Nissan GT-R R35 Final Edition Coming 2022 With 710 Horsepower: Report

il y a 4 années, 2 mois - 11 Septembre 2020, motor1
Nissan GT-R R35 Final Edition Coming 2022 With 710 Horsepower: Report
Production will allegedly be capped at 20 units.

With the 370Z and GT-R, Nissan has two of the oldest performance cars on sale today. While the former will finally be renewed later this month (well, at least in prototype guise), the latter will not switch to the next generation anytime soon. As a matter of fact, a new report from Japanese magazine Best Car Web says we're not going to see it before 2023 at the earliest.
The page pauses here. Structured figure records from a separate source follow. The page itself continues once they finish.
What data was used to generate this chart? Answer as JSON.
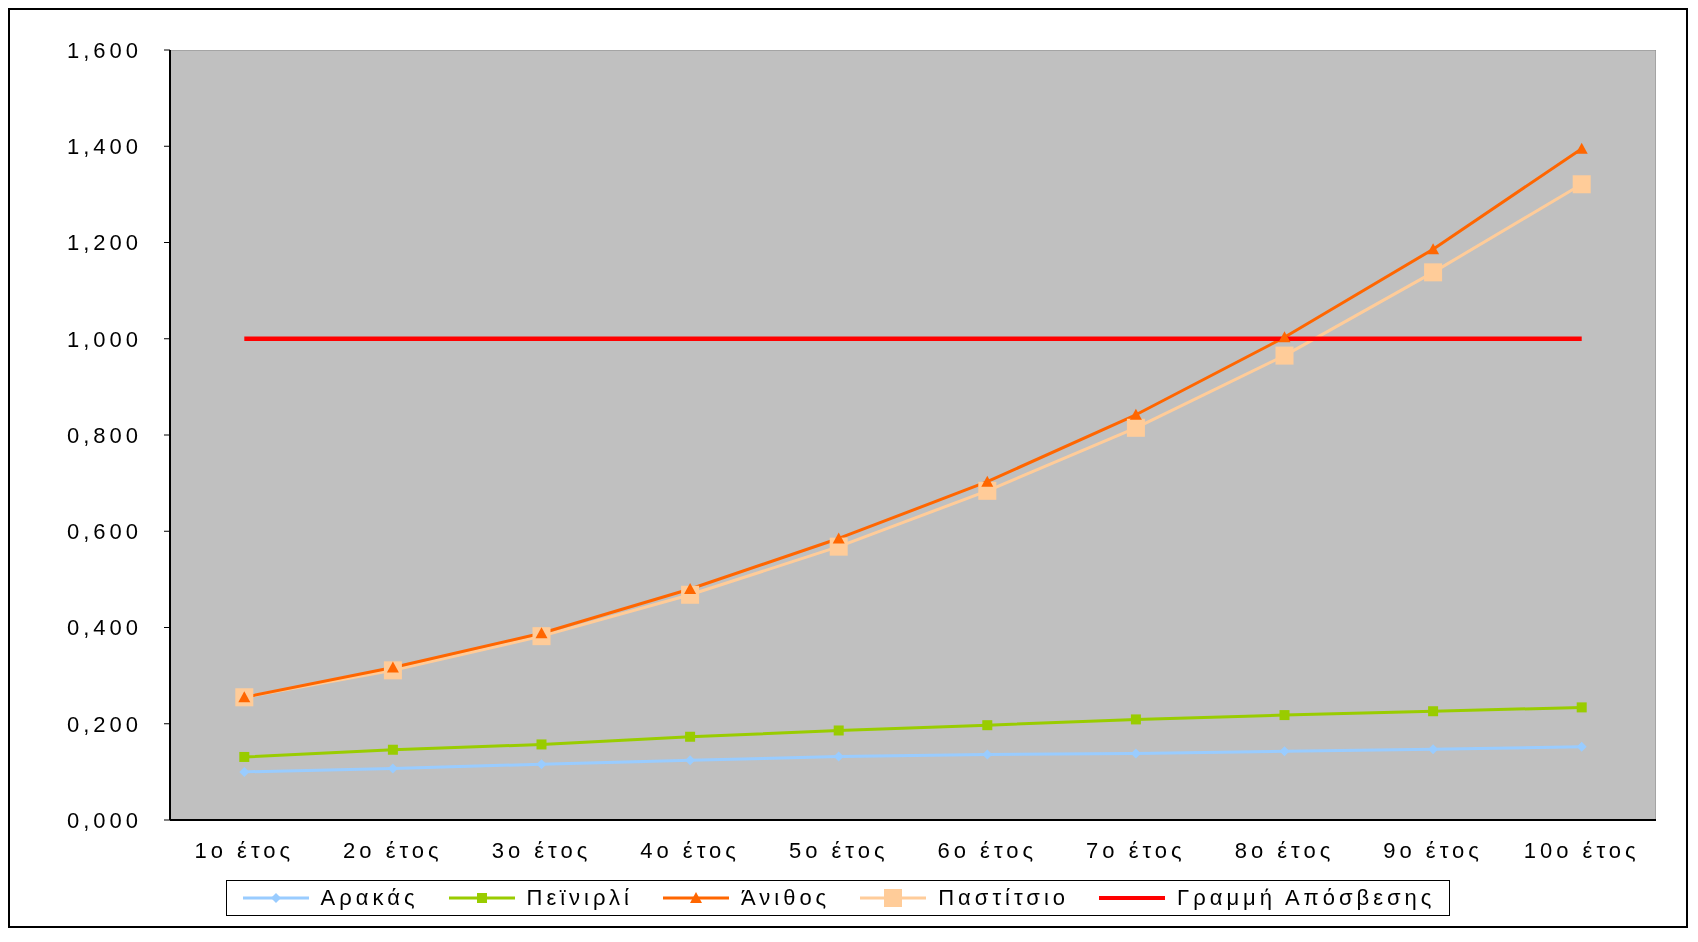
{
  "chart_data": {
    "type": "line",
    "categories": [
      "1ο έτος",
      "2ο έτος",
      "3ο έτος",
      "4ο έτος",
      "5ο έτος",
      "6ο έτος",
      "7ο έτος",
      "8ο έτος",
      "9ο έτος",
      "10ο έτος"
    ],
    "series": [
      {
        "name": "Αρακάς",
        "color": "#99ccff",
        "marker": "diamond",
        "values": [
          0.1,
          0.107,
          0.116,
          0.124,
          0.132,
          0.136,
          0.138,
          0.143,
          0.147,
          0.152
        ]
      },
      {
        "name": "Πεϊνιρλί",
        "color": "#99cc00",
        "marker": "square",
        "values": [
          0.131,
          0.146,
          0.157,
          0.173,
          0.186,
          0.197,
          0.209,
          0.218,
          0.226,
          0.234
        ]
      },
      {
        "name": "Άνιθος",
        "color": "#ff6600",
        "marker": "triangle",
        "values": [
          0.255,
          0.317,
          0.388,
          0.48,
          0.585,
          0.703,
          0.842,
          1.003,
          1.186,
          1.395
        ]
      },
      {
        "name": "Παστίτσιο",
        "color": "#ffcc99",
        "marker": "square",
        "values": [
          0.255,
          0.311,
          0.382,
          0.468,
          0.568,
          0.684,
          0.815,
          0.965,
          1.138,
          1.321
        ]
      },
      {
        "name": "Γραμμή Απόσβεσης",
        "color": "#ff0000",
        "marker": "none",
        "values": [
          1.0,
          1.0,
          1.0,
          1.0,
          1.0,
          1.0,
          1.0,
          1.0,
          1.0,
          1.0
        ]
      }
    ],
    "ylim": [
      0,
      1.6
    ],
    "yticks": [
      {
        "value": 0,
        "label": "0,000"
      },
      {
        "value": 0.2,
        "label": "0,200"
      },
      {
        "value": 0.4,
        "label": "0,400"
      },
      {
        "value": 0.6,
        "label": "0,600"
      },
      {
        "value": 0.8,
        "label": "0,800"
      },
      {
        "value": 1.0,
        "label": "1,000"
      },
      {
        "value": 1.2,
        "label": "1,200"
      },
      {
        "value": 1.4,
        "label": "1,400"
      },
      {
        "value": 1.6,
        "label": "1,600"
      }
    ],
    "grid": false,
    "legend": "bottom"
  }
}
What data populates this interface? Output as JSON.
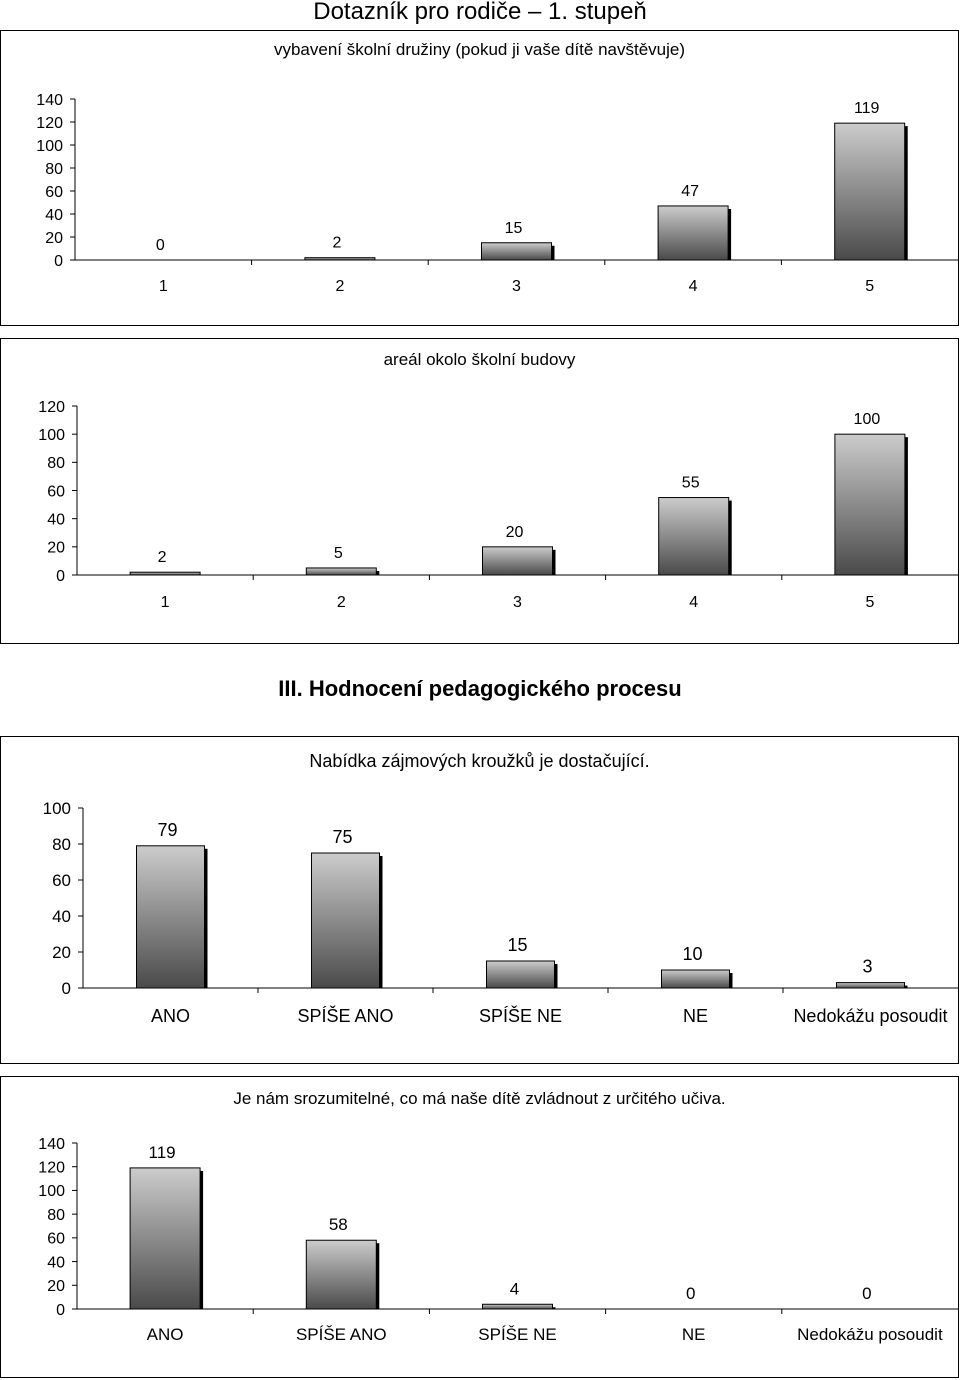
{
  "page": {
    "title": "Dotazník pro rodiče – 1. stupeň"
  },
  "section": {
    "heading": "III. Hodnocení pedagogického procesu"
  },
  "styles": {
    "bar_top": "#cccccc",
    "bar_bottom": "#4a4a4a",
    "bar_shadow": "#000000",
    "frame": "#000000"
  },
  "chart_data": [
    {
      "type": "bar",
      "title": "vybavení školní družiny (pokud ji vaše dítě navštěvuje)",
      "categories": [
        "1",
        "2",
        "3",
        "4",
        "5"
      ],
      "values": [
        0,
        2,
        15,
        47,
        119
      ],
      "value_labels": [
        "0",
        "2",
        "15",
        "47",
        "119"
      ],
      "yticks": [
        0,
        20,
        40,
        60,
        80,
        100,
        120,
        140
      ],
      "ylim": [
        0,
        140
      ],
      "xlabel": "",
      "ylabel": "",
      "grid": false,
      "data_labels": true
    },
    {
      "type": "bar",
      "title": "areál okolo školní budovy",
      "categories": [
        "1",
        "2",
        "3",
        "4",
        "5"
      ],
      "values": [
        2,
        5,
        20,
        55,
        100
      ],
      "value_labels": [
        "2",
        "5",
        "20",
        "55",
        "100"
      ],
      "yticks": [
        0,
        20,
        40,
        60,
        80,
        100,
        120
      ],
      "ylim": [
        0,
        120
      ],
      "xlabel": "",
      "ylabel": "",
      "grid": false,
      "data_labels": true
    },
    {
      "type": "bar",
      "title": "Nabídka zájmových kroužků je dostačující.",
      "categories": [
        "ANO",
        "SPÍŠE ANO",
        "SPÍŠE NE",
        "NE",
        "Nedokážu posoudit"
      ],
      "values": [
        79,
        75,
        15,
        10,
        3
      ],
      "value_labels": [
        "79",
        "75",
        "15",
        "10",
        "3"
      ],
      "yticks": [
        0,
        20,
        40,
        60,
        80,
        100
      ],
      "ylim": [
        0,
        100
      ],
      "xlabel": "",
      "ylabel": "",
      "grid": false,
      "data_labels": true
    },
    {
      "type": "bar",
      "title": "Je nám srozumitelné, co má naše dítě zvládnout z určitého učiva.",
      "categories": [
        "ANO",
        "SPÍŠE ANO",
        "SPÍŠE NE",
        "NE",
        "Nedokážu posoudit"
      ],
      "values": [
        119,
        58,
        4,
        0,
        0
      ],
      "value_labels": [
        "119",
        "58",
        "4",
        "0",
        "0"
      ],
      "yticks": [
        0,
        20,
        40,
        60,
        80,
        100,
        120,
        140
      ],
      "ylim": [
        0,
        140
      ],
      "xlabel": "",
      "ylabel": "",
      "grid": false,
      "data_labels": true
    }
  ]
}
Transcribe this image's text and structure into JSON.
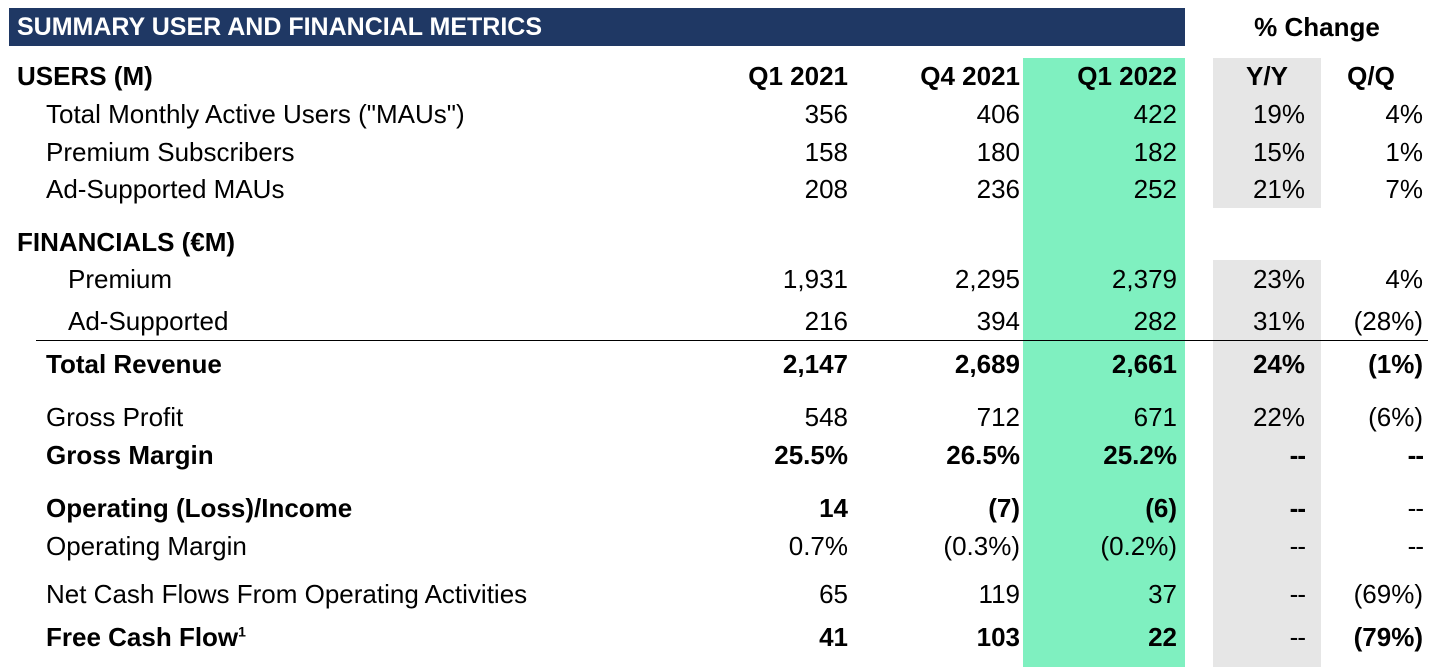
{
  "title": "SUMMARY USER AND FINANCIAL METRICS",
  "pct_change_label": "% Change",
  "highlight_color": "#7ff0c0",
  "title_bar_color": "#1f3864",
  "header": {
    "section": "USERS (M)",
    "q1_2021": "Q1 2021",
    "q4_2021": "Q4 2021",
    "q1_2022": "Q1 2022",
    "yy": "Y/Y",
    "qq": "Q/Q"
  },
  "rows": [
    {
      "label": "Total Monthly Active Users (\"MAUs\")",
      "q1_2021": "356",
      "q4_2021": "406",
      "q1_2022": "422",
      "yy": "19%",
      "qq": "4%"
    },
    {
      "label": "Premium Subscribers",
      "q1_2021": "158",
      "q4_2021": "180",
      "q1_2022": "182",
      "yy": "15%",
      "qq": "1%"
    },
    {
      "label": "Ad-Supported MAUs",
      "q1_2021": "208",
      "q4_2021": "236",
      "q1_2022": "252",
      "yy": "21%",
      "qq": "7%"
    },
    {
      "label": "FINANCIALS (€M)"
    },
    {
      "label": "Premium",
      "q1_2021": "1,931",
      "q4_2021": "2,295",
      "q1_2022": "2,379",
      "yy": "23%",
      "qq": "4%"
    },
    {
      "label": "Ad-Supported",
      "q1_2021": "216",
      "q4_2021": "394",
      "q1_2022": "282",
      "yy": "31%",
      "qq": "(28%)"
    },
    {
      "label": "Total Revenue",
      "q1_2021": "2,147",
      "q4_2021": "2,689",
      "q1_2022": "2,661",
      "yy": "24%",
      "qq": "(1%)"
    },
    {
      "label": "Gross Profit",
      "q1_2021": "548",
      "q4_2021": "712",
      "q1_2022": "671",
      "yy": "22%",
      "qq": "(6%)"
    },
    {
      "label": "Gross Margin",
      "q1_2021": "25.5%",
      "q4_2021": "26.5%",
      "q1_2022": "25.2%",
      "yy": "--",
      "qq": "--"
    },
    {
      "label": "Operating (Loss)/Income",
      "q1_2021": "14",
      "q4_2021": "(7)",
      "q1_2022": "(6)",
      "yy": "--",
      "qq": "--"
    },
    {
      "label": "Operating Margin",
      "q1_2021": "0.7%",
      "q4_2021": "(0.3%)",
      "q1_2022": "(0.2%)",
      "yy": "--",
      "qq": "--"
    },
    {
      "label": "Net Cash Flows From Operating Activities",
      "q1_2021": "65",
      "q4_2021": "119",
      "q1_2022": "37",
      "yy": "--",
      "qq": "(69%)"
    },
    {
      "label": "Free Cash Flow",
      "footnote": "1",
      "q1_2021": "41",
      "q4_2021": "103",
      "q1_2022": "22",
      "yy": "--",
      "qq": "(79%)"
    }
  ]
}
The R35 Godzilla will apparently go out with a 710-horsepower bang in 2022 when Nissan is rumored to introduce a Final Edition. It will be nearly 15 years old by then, and this swan song is expected to be a limited-run affair capped at approximately 20 units. If that horsepower count seems familiar, that's because the special model will allegedly use the same powertrain as the GT-R50 by Italdesign and its mighty 575 pound-feet (780 Newton-meters) of torque.

As you may recall, the GT-R50 uses a heavily upgraded version of the twin-turbo 3.8-liter V6 engine, further tuned by Nismo and equipped with turbochargers from the GT3-spec GT-R race car. The powertrain boasts larger intercoolers along with high-flow fuel injectors, along with reinforcements made to the six-speed dual-clutch automatic transmission and other major components.

Best Car Web magazine also says the GT-R R35 Final Edition is going to cost 40 million yen at home in Japan, which works out to about $377,300 at current exchange rates. That's a lot more than the 2021 GT-R Nismo available in the United States from $210,740, but a relative bargain compared to the GT-R50 by Italdesign and its $1 million sticker.

As it's always the case with GT-R reports, take the latest gossip with the proverbial pinch of salt. That said, it would make sense for the R35 to bow out with a powerful version considering the hardware is already available.

Beyond the R35, the next-gen model is widely believed to be electrified in one way or another, possibly by using a kinetic energy recovery system adapted from the GT-R LM Nismo race car used at Le Mans. Automotive News claims the R36 could indeed arrive in 2023.